I still remember where I was, the meal I was having when I first came across fiddlehead ferns. In the tiny raw-wood panelled dining room of Kitchen Table Bistro in Vermont on one of those balmy spring evenings, just as it is now sitting at my desk writing this. The windows were opened, just a crack, and the new season breeze gently puffed at the beeswax candles on the tables. I watched as candlelight flickered over the wine blushed cheeks of the other guests. We ordered a bottle of sweet minerally white which was on our table sweating slightly in the warmth of the dining room – little beads of water running to the bottom of the bottle and pooling in a damp ring on the tablecloth. We sat and sipped, drinking it all in – the wine, the atmosphere; all of it.
And out came a taste from the kitchen; a tiny homemade brioche toasts with spring pea pure and the most delicate slice of house smoked trout caught from the river further down the road. I remember loving the buttery richness of the toast and the way the smoke from the trout stayed on my tongue until I washed it down with a cool sip of wine.

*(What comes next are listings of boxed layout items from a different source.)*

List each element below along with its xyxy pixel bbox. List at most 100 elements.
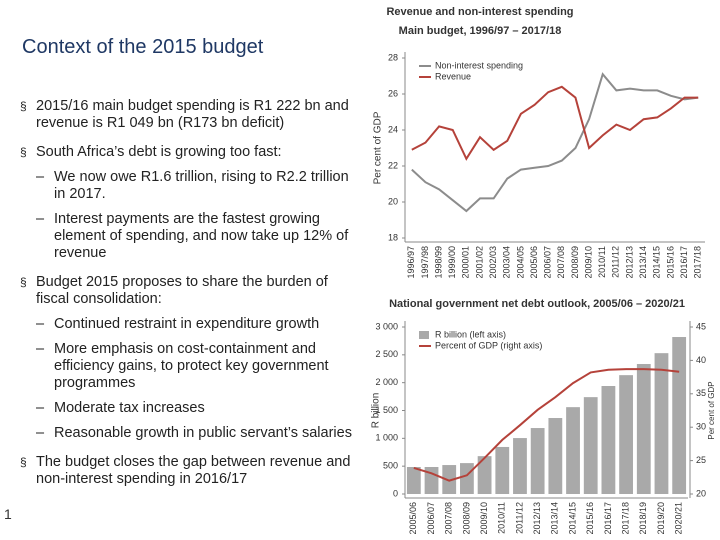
- bar: [654, 353, 669, 494]
- bullet: The budget closes the gap between revenu…: [20, 454, 358, 488]
- x-tick-label: 2004/05: [515, 246, 525, 279]
- legend-label: Revenue: [435, 71, 471, 81]
- x-tick-label: 2018/19: [638, 502, 648, 535]
- y-axis-label: Per cent of GDP: [373, 111, 384, 184]
- bar: [477, 456, 492, 494]
- y-tick-label: 1 000: [375, 433, 398, 443]
- x-tick-label: 2000/01: [461, 246, 471, 279]
- legend-label: Non-interest spending: [435, 60, 523, 70]
- y2-tick-label: 45: [696, 321, 706, 331]
- y-tick-label: 24: [388, 124, 398, 134]
- bullet: Interest payments are the fastest growin…: [20, 211, 358, 262]
- bullet: South Africa’s debt is growing too fast:: [20, 144, 358, 161]
- x-tick-label: 2017/18: [693, 246, 703, 279]
- x-tick-label: 2017/18: [620, 502, 630, 535]
- x-tick-label: 2015/16: [585, 502, 595, 535]
- y2-tick-label: 20: [696, 488, 706, 498]
- bullet: More emphasis on cost-containment and ef…: [20, 341, 358, 392]
- page-number: 1: [4, 506, 12, 522]
- x-tick-label: 2003/04: [502, 246, 512, 279]
- bullet: Continued restraint in expenditure growt…: [20, 316, 358, 333]
- x-tick-label: 2014/15: [567, 502, 577, 535]
- line: [411, 72, 699, 213]
- x-tick-label: 2012/13: [624, 246, 634, 279]
- x-tick-label: 2001/02: [474, 246, 484, 279]
- x-tick-label: 1996/97: [406, 246, 416, 279]
- x-tick-label: 2016/17: [679, 246, 689, 279]
- y-axis-label: R billion: [371, 393, 382, 429]
- bullet: Budget 2015 proposes to share the burden…: [20, 274, 358, 308]
- x-tick-label: 2020/21: [674, 502, 684, 535]
- bar: [460, 463, 474, 494]
- x-tick-label: 2005/06: [408, 502, 418, 535]
- line: [411, 85, 699, 161]
- y-tick-label: 20: [388, 196, 398, 206]
- x-tick-label: 2009/10: [583, 246, 593, 279]
- x-tick-label: 2015/16: [665, 246, 675, 279]
- x-tick-label: 2006/07: [426, 502, 436, 535]
- y-tick-label: 22: [388, 160, 398, 170]
- bullet: We now owe R1.6 trillion, rising to R2.2…: [20, 169, 358, 203]
- bar: [583, 397, 598, 494]
- bullet: Moderate tax increases: [20, 400, 358, 417]
- bar: [601, 386, 616, 494]
- bullet-list: 2015/16 main budget spending is R1 222 b…: [20, 98, 358, 488]
- y-tick-label: 28: [388, 52, 398, 62]
- x-tick-label: 2011/12: [611, 246, 621, 278]
- x-tick-label: 2011/12: [514, 502, 524, 534]
- x-tick-label: 2013/14: [550, 502, 560, 535]
- x-tick-label: 2013/14: [638, 246, 648, 279]
- bar: [513, 438, 527, 494]
- y-tick-label: 1 500: [375, 405, 398, 415]
- y2-tick-label: 40: [696, 355, 706, 365]
- legend-label: R billion (left axis): [435, 329, 506, 339]
- bar: [406, 467, 421, 494]
- x-tick-label: 2008/09: [461, 502, 471, 535]
- chart-title: Revenue and non-interest spending: [386, 6, 573, 18]
- bar: [672, 337, 687, 494]
- x-tick-label: 2007/08: [556, 246, 566, 279]
- x-tick-label: 2019/20: [656, 502, 666, 535]
- bar: [619, 375, 633, 494]
- y2-axis-label: Per cent of GDP: [707, 381, 716, 439]
- x-tick-label: 1998/99: [433, 246, 443, 279]
- bar: [495, 446, 510, 494]
- x-tick-label: 2012/13: [532, 502, 542, 535]
- x-tick-label: 2002/03: [488, 246, 498, 279]
- bar: [548, 418, 563, 494]
- x-tick-label: 2016/17: [603, 502, 613, 535]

We had asked the server to bring us what he thought was the nicest of the first courses that evening. Each choice had sounded as wonderful as the next and we were indecisive and caught up in the romance of the evening, too giddy to make the decision ourselves. A perfectly elegant plate of fritto misto arrived. Not a mound of fried things but rather an incredible considered plate of fine spring vegetables accented by a verdant herb sauce strategically painted in swaths on the plate. There were flowers too, bright yellow and purple, sprinkled about the vegetables and they looked beautiful against the green. And so we began to sip again on our minerally wine and nibble at the vegetables wrapped in golden lighter than air batter. So light in fact that instead of weighing down the tiny spring parsnip, mushroom or ramp it somehow brought out the succulent flavor of each. And on that plate were also a few perfect fiddle heads – tasting of fresh spring earth, bright and citrus like asparagus but deeply earthy like spinach. I was elated and intrigued having tasted something I hadn’t known before and queried the server about them. He graciously gave me the explanation of their origins, young unfurled fern fronds foraged from the Vermont woods. His own affection for these rather unusual spring vegetables pronounced in his wide grin and excited tone. Since this meal I often though of our server that night as I too excitedly awaited the arrival of fiddleheads each spring. They have become something of a harbinger of spring and feel like a great reward after winter’s limited produce. I regularly find myself overcome with a feeling of elation and excitement when standing in front of a stall at the farmers market and seeing fiddleheads for the first time in spring.
The key to this recipe is to use the freshest and most delicious ingredients possible. As with all simple things, it is the quality which makes this humble omelet extraordinary. Try and find the freshest eggs and the most plump green fiddleheads you can. Of course this omelet is wonderful for breakfast but I think of it more as a meal or lunch or dinner. It is especially lovely served with a simple mescaline salad and a cold glass of white wine.